Stop comparing yourself to another person. When I compare myself to these others it’s easy to fall into the trap of “my life sucks compared to that life”. You might as well not even do anything! Your life isn’t the best life! You aren’t here to live the life of another person. You’re here to do whatever life you can. Turn Facebook off, get off Instagram, stop reading biographies of “successful” people and learn to respect your own experience. Limit your stress, you’re not a fraud, you’re just you. Expose yourself totally.

Remember: being wrong doesn’t make you a fake. The best baseball players don’t always hit homeruns. The best traders lose money on most trades. Presidents are wrong about stuff all the time. Losing is just part of the game. Don’t glorify failure, but don’t let it make you feel like you’re not a real contender either.

Realize that when you hold back you’re robbing the world. If you walk around feeling that you should be someone else or that you don’t deserve to be here then all your crappy vibes rub off on other people. Your stunted expression means that you can’t be there for people who need you.
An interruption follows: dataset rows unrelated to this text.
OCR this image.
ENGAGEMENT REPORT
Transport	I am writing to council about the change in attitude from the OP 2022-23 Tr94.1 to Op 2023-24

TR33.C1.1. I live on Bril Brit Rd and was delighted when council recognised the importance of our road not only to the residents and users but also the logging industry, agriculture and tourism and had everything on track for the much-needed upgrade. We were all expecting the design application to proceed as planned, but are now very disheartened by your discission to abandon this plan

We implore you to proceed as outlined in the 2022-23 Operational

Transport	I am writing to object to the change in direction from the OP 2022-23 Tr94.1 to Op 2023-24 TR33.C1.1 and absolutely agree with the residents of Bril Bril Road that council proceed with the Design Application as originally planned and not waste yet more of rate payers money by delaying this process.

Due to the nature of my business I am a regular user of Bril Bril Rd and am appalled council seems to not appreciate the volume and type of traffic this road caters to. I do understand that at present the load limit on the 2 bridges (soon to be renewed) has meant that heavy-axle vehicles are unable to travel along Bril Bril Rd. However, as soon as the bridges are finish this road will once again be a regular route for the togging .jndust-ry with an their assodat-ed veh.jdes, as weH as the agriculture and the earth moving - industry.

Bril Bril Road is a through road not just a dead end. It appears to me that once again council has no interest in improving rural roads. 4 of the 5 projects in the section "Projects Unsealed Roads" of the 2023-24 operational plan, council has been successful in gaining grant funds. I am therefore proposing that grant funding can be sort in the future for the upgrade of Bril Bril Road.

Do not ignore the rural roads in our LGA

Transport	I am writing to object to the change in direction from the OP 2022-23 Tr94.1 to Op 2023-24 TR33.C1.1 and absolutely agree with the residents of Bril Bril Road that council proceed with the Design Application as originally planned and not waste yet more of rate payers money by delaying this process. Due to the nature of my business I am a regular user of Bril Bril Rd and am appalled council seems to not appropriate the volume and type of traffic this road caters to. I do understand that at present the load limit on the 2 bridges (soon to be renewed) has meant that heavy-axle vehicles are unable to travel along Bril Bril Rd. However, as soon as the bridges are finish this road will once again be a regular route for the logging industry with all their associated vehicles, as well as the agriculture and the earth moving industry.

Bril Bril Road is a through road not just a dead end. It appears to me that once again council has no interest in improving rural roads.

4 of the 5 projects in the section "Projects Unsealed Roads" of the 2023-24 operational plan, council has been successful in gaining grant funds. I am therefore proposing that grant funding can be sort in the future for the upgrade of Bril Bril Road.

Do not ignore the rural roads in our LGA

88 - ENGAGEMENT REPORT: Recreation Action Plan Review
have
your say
I’ve been lucky to be surrounded by people who really accept me for who I am. To allow my true colors shine. I’m a goober. I’m a dork. I’m not always right. I get moody. I get controlling. I get stressed. I get overwhelmed. I have panic attacks. I have an adorkable personality. I sing absolutely terrible in car rides. I’m witty. I’m a lot to handle sometimes. I get the giggles, a lot. I have a sailor’s mouth at times. But most importantly, I’m Jen. And I no longer feel like a fraud or an imposter. I feel like, me. I’m 26 years old and I have discovered the dorky human being that I am and I am no longer an imposter.